= Jazz Institute of Chicago =

U.S. non-profit organization

The Jazz Institute of Chicago is a non-profit arts presenting organization that produces jazz concerts and runs educational programs. It was founded in 1969 by a small band of jazz fans, writers, club owners, and musicians to preserve the historical roots of Chicago music and to ensure that the music would still be heard.
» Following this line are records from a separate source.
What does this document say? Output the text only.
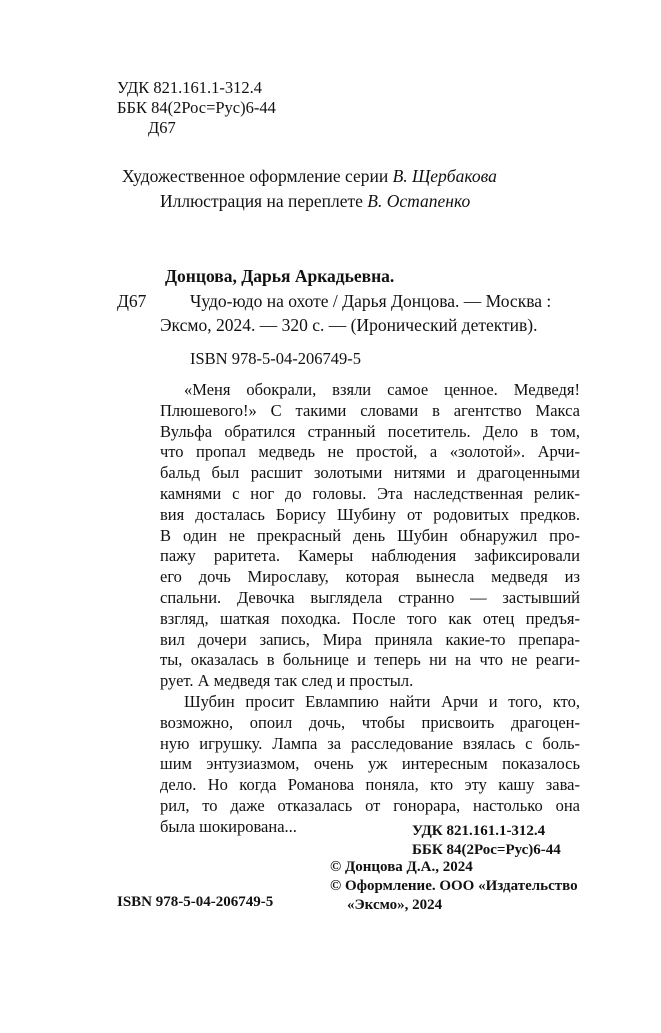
УДК 821.161.1-312.4
ББК 84(2Рос=Рус)6-44
Д67
Художественное оформление серии В. Щербакова
Иллюстрация на переплете В. Остапенко
Донцова, Дарья Аркадьевна.
Д67 Чудо-юдо на охоте / Дарья Донцова. — Москва :
Эксмо, 2024. — 320 с. — (Иронический детектив).
ISBN 978-5-04-206749-5
«Меня обокрали, взяли самое ценное. Медведя!
Плюшевого!» С такими словами в агентство Макса
Вульфа обратился странный посетитель. Дело в том,
что пропал медведь не простой, а «золотой». Арчи-
бальд был расшит золотыми нитями и драгоценными
камнями с ног до головы. Эта наследственная релик-
вия досталась Борису Шубину от родовитых предков.
В один не прекрасный день Шубин обнаружил про-
пажу раритета. Камеры наблюдения зафиксировали
его дочь Мирославу, которая вынесла медведя из
спальни. Девочка выглядела странно — застывший
взгляд, шаткая походка. После того как отец предъя-
вил дочери запись, Мира приняла какие-то препара-
ты, оказалась в больнице и теперь ни на что не реаги-
рует. А медведя так след и простыл.
Шубин просит Евлампию найти Арчи и того, кто,
возможно, опоил дочь, чтобы присвоить драгоцен-
ную игрушку. Лампа за расследование взялась с боль-
шим энтузиазмом, очень уж интересным показалось
дело. Но когда Романова поняла, кто эту кашу зава-
рил, то даже отказалась от гонорара, настолько она
была шокирована...	УДК 821.161.1-312.4
ББК 84(2Рос=Рус)6-44
© Донцова Д.А., 2024
© Оформление. ООО «Издательство
«Эксмо», 2024
ISBN 978-5-04-206749-5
Among the founding members were trad pianist Art Hodes, Muhal Richard Abrams, who a few years earlier had also co-founded the Association for the Advancement of Creative Musicians (AACM), Harriet Choice, then music writer for the Chicago Tribune, Joe Segal, owner of The Jazz Showcase, Bob Koester, owner of Delmark Records, Don DeMicheal, drummer and editor of Down Beat magazine, Jim DeJong, who went on to serve briefly as the institute's executive director and to serve almost fifty years on its board, and jazz promoter and supporter Penny Tyler.

In 1979, the institute began programming the Chicago Jazz Festival for the City of Chicago's Department of Special Affairs and Cultural events. This was commemorated through multiple events as a 50th anniversary celebration in 2019. Also in 2019, Heather Ireland Robinson, the executive director of the institute was named a 2019 Chicagoan of the Year.